I got married and my wife and I had a child, and then my wife died. I met my second wife and felt that she was the person I was meant to be with for the rest of my life. Our marriage went well for fifteen years, while we were preoccupied with raising my son. When he went off to college, we were faced with each other and didn't know how to fill the void. I didn't have enough of a backbone to provide stability for us. The relationship was slowly disintegrating, sex was becoming less frequent, and we were fighting a lot. Both of us wanted to save the marriage, but we didn't know how. We were at the end of our rope when she came across OM and showed me a couple of videos.
OM sounded thoroughly new and outside the norm, and we were both open trying it. The philosophy made sense to me, so I got on board pretty quickly. I met people who were already OMing and they talked about their feelings, something I had always ignored. I felt like I had a lot to learn.
When my wife and I started OMing together, fear and uncertainty rose up in me. At first, I was focused on the mechanics of how my finger was stroking. She'd ask for adjustments, go left, go right, make it lighter or heavier, and I felt like a test pilot, trying to maintain the plane in the air while things came at me from all different directions. She was constantly asking me for adjustments, and I found it painful, as if I was doing everything wrong and couldn't keep the plane level.
I felt that this practice was a good thing, even though I had never done anything like it before. It was time to learn something in life, something meaningful and big that would make me a better human. It was the start of developing my backbone, telling myself not to give up, to stay with the practice. Something must have been happening inside of me, because after a while, the adjustments no longer made me feel ashamed or like less of a man. Instead I came to understand they were her way of making me successful, of communicating honestly to me.
For a while, I would OM three times a day, starting at six in the morning, which gave me a boost of energy that lasted for the rest of the day. I never saw colors in the way I saw colors during that time. With my eyes closed, I would see pictures, vivid images as if I was in a cartoon.
In one of the morning OMs, we started really slowly, and then all of a sudden it felt like my partner was racing. I increased the speed to meet her rhythm and we raced together. She was fast. I was breathing hard, my heartbeat going wild. And then the racing stopped, and my body went still. It was as if I was sitting in Zen meditation.
But I don't go into an OM expecting a wild ride like that one. To me, it's important to start with a blank slate, with no idea what's going to happen, and just let the connection unfold. However it goes, there's always something new to learn.
I'm also working on offering adjustments myself. If it feels like I've lost the connection with my partner during an OM, I can offer an adjustment to bring it back. I can ask if she wants me to move to the left or to the right, whatever I sense would reconnect us.

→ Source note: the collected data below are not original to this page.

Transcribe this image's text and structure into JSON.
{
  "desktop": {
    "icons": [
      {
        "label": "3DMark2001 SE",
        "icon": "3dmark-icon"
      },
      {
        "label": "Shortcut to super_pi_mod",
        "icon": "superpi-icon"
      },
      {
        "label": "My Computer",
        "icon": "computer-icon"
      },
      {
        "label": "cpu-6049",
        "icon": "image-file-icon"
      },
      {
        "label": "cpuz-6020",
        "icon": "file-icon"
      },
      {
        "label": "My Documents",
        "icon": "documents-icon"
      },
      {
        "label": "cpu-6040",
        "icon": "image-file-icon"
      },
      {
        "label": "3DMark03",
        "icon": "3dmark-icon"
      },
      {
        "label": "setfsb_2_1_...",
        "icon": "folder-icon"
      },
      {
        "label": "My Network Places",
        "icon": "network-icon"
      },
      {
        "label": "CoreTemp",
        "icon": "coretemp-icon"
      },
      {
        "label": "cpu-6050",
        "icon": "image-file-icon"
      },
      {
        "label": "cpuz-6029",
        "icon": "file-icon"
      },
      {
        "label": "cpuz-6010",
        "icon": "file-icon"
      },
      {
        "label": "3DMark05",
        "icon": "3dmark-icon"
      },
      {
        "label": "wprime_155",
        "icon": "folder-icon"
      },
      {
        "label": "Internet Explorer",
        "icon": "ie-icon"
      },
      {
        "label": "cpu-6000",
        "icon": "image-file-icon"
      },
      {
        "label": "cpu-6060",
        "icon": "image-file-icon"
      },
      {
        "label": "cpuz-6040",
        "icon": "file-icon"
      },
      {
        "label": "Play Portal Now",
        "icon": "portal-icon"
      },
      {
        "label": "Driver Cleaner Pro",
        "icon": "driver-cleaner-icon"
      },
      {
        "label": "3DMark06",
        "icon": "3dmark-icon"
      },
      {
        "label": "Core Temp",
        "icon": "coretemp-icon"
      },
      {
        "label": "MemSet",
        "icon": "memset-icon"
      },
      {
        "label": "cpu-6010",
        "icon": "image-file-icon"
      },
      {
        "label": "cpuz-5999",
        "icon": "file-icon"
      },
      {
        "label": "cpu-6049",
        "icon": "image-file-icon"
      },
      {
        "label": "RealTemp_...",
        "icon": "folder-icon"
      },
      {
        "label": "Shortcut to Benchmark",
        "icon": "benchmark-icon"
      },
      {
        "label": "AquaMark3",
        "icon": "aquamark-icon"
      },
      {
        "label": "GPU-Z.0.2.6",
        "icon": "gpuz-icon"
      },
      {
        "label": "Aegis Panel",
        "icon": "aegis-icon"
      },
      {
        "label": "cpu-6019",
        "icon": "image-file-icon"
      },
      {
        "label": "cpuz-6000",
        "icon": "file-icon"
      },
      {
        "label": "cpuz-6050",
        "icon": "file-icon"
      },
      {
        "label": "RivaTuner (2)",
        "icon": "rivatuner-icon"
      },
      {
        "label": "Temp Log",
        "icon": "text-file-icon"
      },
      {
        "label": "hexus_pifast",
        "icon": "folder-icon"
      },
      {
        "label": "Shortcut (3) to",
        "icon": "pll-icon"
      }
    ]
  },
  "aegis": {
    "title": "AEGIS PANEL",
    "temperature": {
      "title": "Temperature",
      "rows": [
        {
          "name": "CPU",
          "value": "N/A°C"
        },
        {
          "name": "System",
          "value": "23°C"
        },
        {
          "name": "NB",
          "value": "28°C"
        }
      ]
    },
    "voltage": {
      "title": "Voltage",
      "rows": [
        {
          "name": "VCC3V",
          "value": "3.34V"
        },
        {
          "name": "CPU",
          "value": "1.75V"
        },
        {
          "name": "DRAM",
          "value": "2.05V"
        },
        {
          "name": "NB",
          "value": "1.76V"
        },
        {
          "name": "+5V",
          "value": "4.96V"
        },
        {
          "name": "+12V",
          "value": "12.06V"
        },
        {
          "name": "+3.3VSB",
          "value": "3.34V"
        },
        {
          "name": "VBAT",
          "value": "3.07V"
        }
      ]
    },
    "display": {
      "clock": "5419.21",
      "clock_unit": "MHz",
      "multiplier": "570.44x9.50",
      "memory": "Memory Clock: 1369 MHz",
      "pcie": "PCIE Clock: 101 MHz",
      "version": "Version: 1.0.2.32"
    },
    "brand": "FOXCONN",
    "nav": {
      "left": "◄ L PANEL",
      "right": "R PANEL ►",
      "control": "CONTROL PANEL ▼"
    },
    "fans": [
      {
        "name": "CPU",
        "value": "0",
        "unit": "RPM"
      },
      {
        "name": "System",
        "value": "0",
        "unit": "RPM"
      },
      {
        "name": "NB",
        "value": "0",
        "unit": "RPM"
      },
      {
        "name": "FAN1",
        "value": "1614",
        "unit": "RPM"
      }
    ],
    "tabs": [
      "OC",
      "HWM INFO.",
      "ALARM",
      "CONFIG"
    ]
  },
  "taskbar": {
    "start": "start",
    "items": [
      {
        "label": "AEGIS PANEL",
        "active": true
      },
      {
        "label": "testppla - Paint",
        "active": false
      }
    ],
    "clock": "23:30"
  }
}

This practice is teaching me to take more initiative, based on what I'm feeling.
All these different skills have provided tools that help my marriage. My wife and I can talk to each other now, and if we have a disagreement, we figure out how to handle it. I have enough stability in myself to stay stead when things get out of hand. We both have a more positive outlook on life.
I've also experienced a change in my business. After talking to clients, I used to try to give them what I thought they needed. But I was often wrong, which lost me a lot of clients. OM taught me to listen more closely and try to connect while people are telling me what they want. Once I've made the connection, I can feel what the other person is feeling, and I can give them more precisely what they're looking for.
With OM, I see the possibilities of learning as infinite.